Deux ans après les premiers cas covid, on ne peut que lui donner raison. « Ayant eu l’expérience d’Ebola, où on pensait à chaque fois avoir réglé le problème, lorsqu’on avait deux ou trois semaines sans cas et un cas ressurgissait. Cela voulait dire que notre système n’était pas encore parfaitement bien rodé », dit-il.
Nourri de cette expérience, il a voulu apporter sa contribution à la riposte anti-covid-19 en Algérie. « J’ai saisi quelques personnes au ministère de la Santé et mon CV a atterri sur le bureau du président de la République, qui a demandé à ce que je sois membre du Comité scientifique », se rappelle-t-il.
Le nouveau virus désarçonne les scientifiques et les réponses aux interrogations ne durent guère longtemps. « Les conditions étaient compliquées, car aucun pays n’a l’expérience de ce virus. On ne connaissait pas son évolution ou son traitement. Et il nous fallait agir avec le peu qu’on savait sur chacun de ces éléments », admet-il.
Le Pr Belhocine s’est vu confier la mission de mener des enquêtes épidémiologiques dans le but de cerner les foyers de propagation du virus en Algérie.
« Nous avons mis en place une plateforme informatique pour recenser les cas contacts aux patients de covid-19 en temps réel (avec les noms, prénoms, la géolocalisation, etc.). C’est ce type de travail qui nous a manqué en Guinée lorsque nous luttions contre l’Ebola », précise-t-il.
Et de rappeler que ladite plateforme réalisée par deux Algériens, est fonctionnelle et utilisée par certaines wilayas. « Mais je ne comprends pas pourquoi elle n’est pas généralisée, même si elle a été présentée au Comité scientifique », regrette-t-il.

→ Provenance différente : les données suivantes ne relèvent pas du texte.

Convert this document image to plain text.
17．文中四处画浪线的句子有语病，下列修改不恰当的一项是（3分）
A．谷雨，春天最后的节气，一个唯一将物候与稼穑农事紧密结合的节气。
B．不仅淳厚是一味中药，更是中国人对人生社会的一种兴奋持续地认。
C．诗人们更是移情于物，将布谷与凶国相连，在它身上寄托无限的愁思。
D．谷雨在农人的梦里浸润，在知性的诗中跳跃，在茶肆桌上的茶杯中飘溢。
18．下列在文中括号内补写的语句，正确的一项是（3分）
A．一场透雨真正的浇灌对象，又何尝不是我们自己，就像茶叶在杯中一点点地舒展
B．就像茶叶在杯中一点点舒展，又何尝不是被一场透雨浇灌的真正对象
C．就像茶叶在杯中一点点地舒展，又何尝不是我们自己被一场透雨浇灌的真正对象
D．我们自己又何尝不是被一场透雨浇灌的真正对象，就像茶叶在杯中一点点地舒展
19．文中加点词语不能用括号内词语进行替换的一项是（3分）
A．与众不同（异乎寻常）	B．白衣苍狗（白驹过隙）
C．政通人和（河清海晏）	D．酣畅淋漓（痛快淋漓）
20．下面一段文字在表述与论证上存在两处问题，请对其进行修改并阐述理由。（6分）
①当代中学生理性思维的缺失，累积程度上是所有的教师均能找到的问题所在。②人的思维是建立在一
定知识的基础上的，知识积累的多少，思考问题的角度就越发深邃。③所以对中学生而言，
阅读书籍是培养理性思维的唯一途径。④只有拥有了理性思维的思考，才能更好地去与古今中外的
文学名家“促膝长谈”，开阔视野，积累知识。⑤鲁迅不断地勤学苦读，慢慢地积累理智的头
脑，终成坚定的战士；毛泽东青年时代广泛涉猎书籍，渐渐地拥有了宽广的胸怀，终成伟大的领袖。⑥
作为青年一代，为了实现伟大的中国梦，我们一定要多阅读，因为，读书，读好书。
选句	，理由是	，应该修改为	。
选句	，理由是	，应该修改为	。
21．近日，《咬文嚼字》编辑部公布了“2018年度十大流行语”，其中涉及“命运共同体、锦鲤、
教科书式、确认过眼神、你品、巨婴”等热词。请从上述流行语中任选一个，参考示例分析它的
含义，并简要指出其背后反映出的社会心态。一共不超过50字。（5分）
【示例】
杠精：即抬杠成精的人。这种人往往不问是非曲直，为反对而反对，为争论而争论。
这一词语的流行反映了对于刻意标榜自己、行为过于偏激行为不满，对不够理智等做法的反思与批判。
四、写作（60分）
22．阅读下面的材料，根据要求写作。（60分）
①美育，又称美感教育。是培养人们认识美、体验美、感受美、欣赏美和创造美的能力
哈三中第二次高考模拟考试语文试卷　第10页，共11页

D’autant que « c’est un travail qui peut être un modèle pour l’Afrique et pour le monde entier, car il nous donne des analyses et un suivi automatiques et en temps réel ». La pandémie ayant duré, le Pr Belhocine estime qu’il faut rester « modestes et vigilants ».
De nouveau l’appel de l’Afrique
Des années après son expérience dans certains pays d’Afrique, le Pr Mohamed Belhocine y retourne, mais cette fois comme commissaire en charge de l’enseignement, des sciences, de la technologie et de l’innovation à l’Union africaine.
« C’est un poste qui va se libérer, je n’ai toujours pas pris mes fonctions. Je suis très reconnaissant d’avoir eu l’honneur d’avoir été choisi pour porter le nom de l’Algérie à ce niveau-là », se félicite-t-il, tout en souhaitant être à la hauteur des attentes de la communauté africaine. « Je suis prêt à faire le maximum et à m’engager comme je l’ai toujours fait pour ce genre de causes et pour l’intérêt général, chose à laquelle j’ai toujours été et continuerai à être très attentif », promet le Pr Belhocine.
Sa longue et riche expérience lui permet d’avoir un regard juste sur le système de santé en Algérie. Un système de santé « fragmenté, inefficient et coûteux », fustige-t-il. « Il y a lieu de tenir une réflexion de fond sur le système de santé », recommande-t-il.
« Il y a souvent une confusion entre réformer le système de santé et le système de soins. Le système de santé regroupe non seulement les soins mais aussi tout ce qui permet de mener une vie en bonne santé et d’éviter de tomber malade », résume-t-il.
Pour lui, beaucoup de choses restent à faire pour y arriver, c’est « réaliser des gains substantiels dans le coût de la santé, à commencer par vérifier et avoir une mainmise sur les conflits d’intérêt qui existent dans ce secteur et qui le tirent vers le bas ».
À l’occasion de la tenue des assises sur la santé, dernièrement, le Pr Mohamed Belhocine relève une volonté d’aller de l’avant. « Mais gardons-nous de ne pas refaire ce qui a été fait par le passé et qui a déjà mené à des échecs », prévient-il, appelant à prendre pour exemple les pays qui ont des systèmes de santé qui fonctionnent bien et d’en cerner les éléments fondamentaux « qui coûtent moins chers et qui donnent de meilleurs résultats ».
« Ensuite, il faut cerner ce qui empêche notre pays d’aller dans cette direction et les goulots d’étranglement qu’on doit lever pour pouvoir le faire, en plus de la volonté politique », pointe-t-il.
Son riche parcours, le Pr Belhocine l’assume. « Je prends la vie comme elle vient. Mais si c’était à refaire, je le referais », dit-il.